La définition juridique est très large : aucun élève ne doit subir des faits répétés de violences physiques, psychologiques et/ou verbales ayant pour effet ou pour objet de détériorer ses conditions d'apprentissage. La loi ne spécifie pas s'il s'agit d'insultes, des moqueries... Cela permet au juge d'apprécier au cas par cas ce qui peut être jugé comme du harcèlement.
Le harcèlement numérique, qui utilise notamment les réseaux sociaux, est-il considéré à l'égal du harcèlement « physique » (IRL) ?
Oui et c'est indispensable. Envisager le harcèlement numérique comme toutes formes de harcèlement est un bon moyen de dire aux enseignants, qui sont parfois dépassés : « Vous avez un savoir-faire, puisque vous savez gérer le harcèlement scolaire dans la vraie vie. Donc il n'y a aucune raison pour que vous ne sachiez pas gérer de la même façon quand il s'agit de harcèlement numérique ». Qu'un enfant dans un établissement traite une fille de « sale put... » ou qu'il le fasse via les réseaux sociaux, c'est la même chose !
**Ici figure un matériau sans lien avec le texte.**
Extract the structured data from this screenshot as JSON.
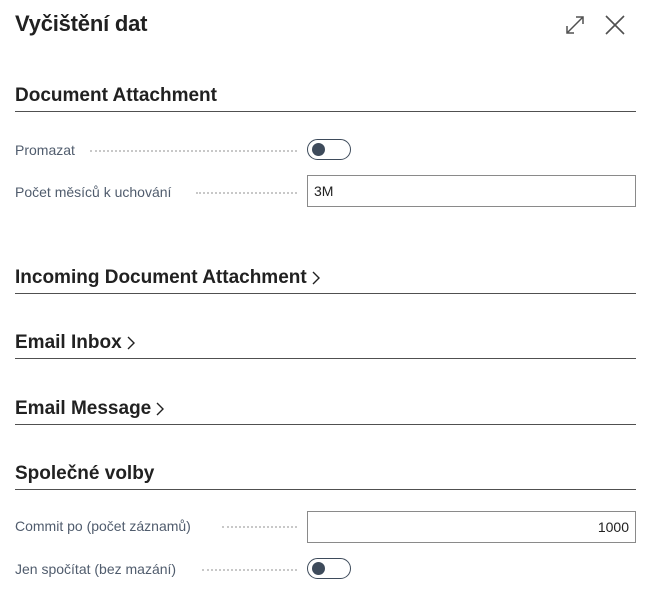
{
  "dialog": {
    "title": "Vyčištění dat",
    "expand_icon": "expand-icon",
    "close_icon": "close-icon"
  },
  "sections": {
    "document_attachment": {
      "title": "Document Attachment",
      "fields": {
        "promazat": {
          "label": "Promazat",
          "value": false
        },
        "pocet_mesicu": {
          "label": "Počet měsíců k uchování",
          "value": "3M"
        }
      }
    },
    "incoming_document_attachment": {
      "title": "Incoming Document Attachment",
      "collapsed": true
    },
    "email_inbox": {
      "title": "Email Inbox",
      "collapsed": true
    },
    "email_message": {
      "title": "Email Message",
      "collapsed": true
    },
    "spolecne_volby": {
      "title": "Společné volby",
      "fields": {
        "commit_po": {
          "label": "Commit po (počet záznamů)",
          "value": "1000"
        },
        "jen_spocitat": {
          "label": "Jen spočítat (bez mazání)",
          "value": false
        }
      }
    }
  },
  "colors": {
    "text": "#212121",
    "label": "#505c6d",
    "toggle": "#3e4b5b",
    "divider": "#505050"
  }
}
Le cyberharcèlement est une forme « d'entre-soi » pour les enfants, les ados, excluant les adultes...
Il y a un sentiment d'impunité pour les jeunes ayant l'impression que les adultes sont absents des supports/moyens numériques. Il est absolument nécessaire de remettre de l'adulte, de remettre du droit là où ils croient qu'il n'y en a pas. Les avocats, les juges, les gendarmes doivent se rendre dans les établissements et expliquer les sanctions disciplinaires qui peuvent avoir des conséquences sur Parcoursup, ou pénales ; qu'il est possible d'aller chercher un élève en classe et de le menotter...
Quelles sont les démarches à suivre si on constate un harcèlement scolaire que l'on soit enseignant ou parent ?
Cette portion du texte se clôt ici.